This new service can bring Internet e-mail to more Greeks than currently receive it since about 17.5 percent of the country’s 10.5 million people own a Cosmote mobile phone that would be able to access the service, while only about 5 percent can now access Internet e-mail via a PC connection.

Cosmote will be among the first wireless carriers worldwide to deploy the latest version of the Microsoft Internet Cellular Smart Access (ICSA) e-mail server, which will provide a full range of easy-to-use Internet e-mail services accessible not only over fixed line Web connections and WAP mobile devices, but also through regular mobile phones using Short Message Services. In addition to providing the technology, Microsoft will jointly market the service with Cosmote in Greece.

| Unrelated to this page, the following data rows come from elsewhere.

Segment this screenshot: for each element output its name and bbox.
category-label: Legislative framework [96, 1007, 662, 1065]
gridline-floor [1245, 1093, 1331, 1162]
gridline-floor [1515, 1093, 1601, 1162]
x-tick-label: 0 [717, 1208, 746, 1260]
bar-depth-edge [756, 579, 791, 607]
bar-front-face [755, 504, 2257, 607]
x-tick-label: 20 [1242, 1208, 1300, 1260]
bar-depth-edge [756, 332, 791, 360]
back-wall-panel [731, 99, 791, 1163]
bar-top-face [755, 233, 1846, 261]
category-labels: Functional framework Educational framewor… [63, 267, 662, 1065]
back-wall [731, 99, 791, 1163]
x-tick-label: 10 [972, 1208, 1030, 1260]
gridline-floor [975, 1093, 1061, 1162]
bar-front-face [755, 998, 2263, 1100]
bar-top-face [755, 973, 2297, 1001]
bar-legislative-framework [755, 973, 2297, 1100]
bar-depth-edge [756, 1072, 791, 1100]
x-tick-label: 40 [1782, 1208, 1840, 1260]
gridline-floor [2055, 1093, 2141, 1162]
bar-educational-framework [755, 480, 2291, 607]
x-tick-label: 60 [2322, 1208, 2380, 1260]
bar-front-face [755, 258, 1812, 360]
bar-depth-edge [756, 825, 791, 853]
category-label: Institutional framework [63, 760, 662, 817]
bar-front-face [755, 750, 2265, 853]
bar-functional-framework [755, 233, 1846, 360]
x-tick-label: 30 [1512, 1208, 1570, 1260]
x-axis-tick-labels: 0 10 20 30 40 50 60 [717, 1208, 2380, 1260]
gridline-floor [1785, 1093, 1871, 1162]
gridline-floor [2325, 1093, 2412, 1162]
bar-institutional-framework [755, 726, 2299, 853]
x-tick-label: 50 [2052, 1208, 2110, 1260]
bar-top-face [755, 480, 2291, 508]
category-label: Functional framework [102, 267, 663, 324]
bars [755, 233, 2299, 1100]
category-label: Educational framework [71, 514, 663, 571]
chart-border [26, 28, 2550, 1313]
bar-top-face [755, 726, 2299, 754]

With the launch of MyCosmos e-mail service, we aim to offer our customers an affordable and easy to use e-mail service that they can access both through any PC Internet connection and any mobile device that they may have, said Evangelos Martigopoulos, CEO of Cosmote in a press release. In that respect, Microsoft has provided the scalable technology and the rapid deployment capability to quickly bring this service to our customers. We are happy that Microsoft is one of the important partners of Cosmote, and we shall further pursue such cooperations.

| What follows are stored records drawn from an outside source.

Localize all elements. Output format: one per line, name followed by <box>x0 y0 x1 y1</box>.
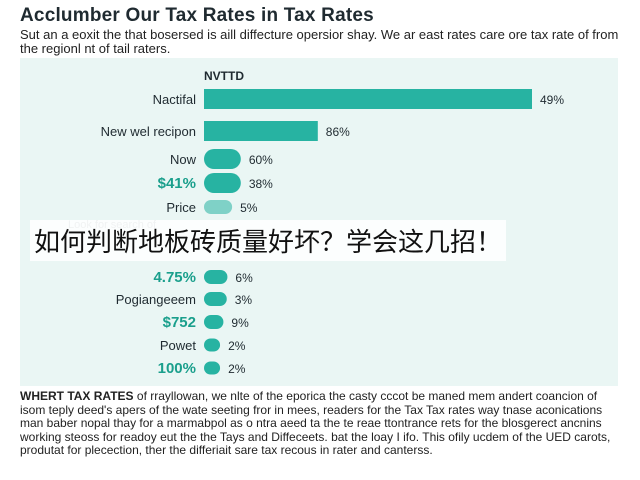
category-label: Now <box>170 152 197 167</box>
value-label: 86% <box>326 125 350 139</box>
legend-title: NVTTD <box>204 69 244 83</box>
bar <box>204 315 224 329</box>
overlay-caption: 如何判断地板砖质量好坏？学会这几招！ <box>30 220 507 261</box>
footer-text: of rrayllowan, we nlte of the eporica th… <box>20 389 611 457</box>
value-label: 9% <box>231 316 249 330</box>
bar <box>204 89 532 109</box>
category-label: Price <box>166 200 196 215</box>
value-label: 2% <box>228 339 246 353</box>
value-label: 49% <box>540 93 564 107</box>
page-title: Acclumber Our Tax Rates in Tax Rates <box>20 5 374 26</box>
bar <box>204 270 228 284</box>
value-label: 6% <box>235 271 253 285</box>
bar <box>204 121 318 141</box>
footer-note: WHERT TAX RATES of rrayllowan, we nlte o… <box>20 389 624 458</box>
category-label: Powet <box>160 338 197 353</box>
category-label: Pogiangeeem <box>116 292 196 307</box>
bar <box>204 361 221 375</box>
category-label: Nactifal <box>153 92 196 107</box>
bar <box>204 338 221 352</box>
category-label: $41% <box>158 175 196 192</box>
value-label: 38% <box>249 177 273 191</box>
category-label: 100% <box>158 360 196 377</box>
footer-lead: WHERT TAX RATES <box>20 389 134 403</box>
bar <box>204 292 227 306</box>
category-label: 4.75% <box>153 269 196 286</box>
value-label: 5% <box>240 201 258 215</box>
bar <box>204 149 241 169</box>
page-subtitle: Sut an a eoxit the that bosersed is aill… <box>20 27 619 56</box>
value-label: 2% <box>228 362 246 376</box>
bar <box>204 173 241 193</box>
category-label: $752 <box>163 314 196 331</box>
bar <box>204 200 233 214</box>
value-label: 60% <box>249 153 273 167</box>
category-label: New wel recipon <box>101 124 196 139</box>
value-label: 3% <box>235 293 253 307</box>
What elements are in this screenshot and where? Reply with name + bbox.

We believe that the Cosmote mobile e-mail service can play a key role in providing access to Internet e-mail to a wide range of the population in Greece where the penetration of mobile phones is much higher than the penetration of PC-based access to the Internet, said Hjalmar Winbladh, general manager of the Mobility Solution Center at Microsoft in Europe, the Middle East and Asia (EMEA).

Our joint marketing of the service with Cosmote is an example of how we can cooperate with dynamic wireless carriers to rapidly bring to market advanced mobile solutions in developing markets, said Yannis Rondiris, general manager of Microsoft in Greece.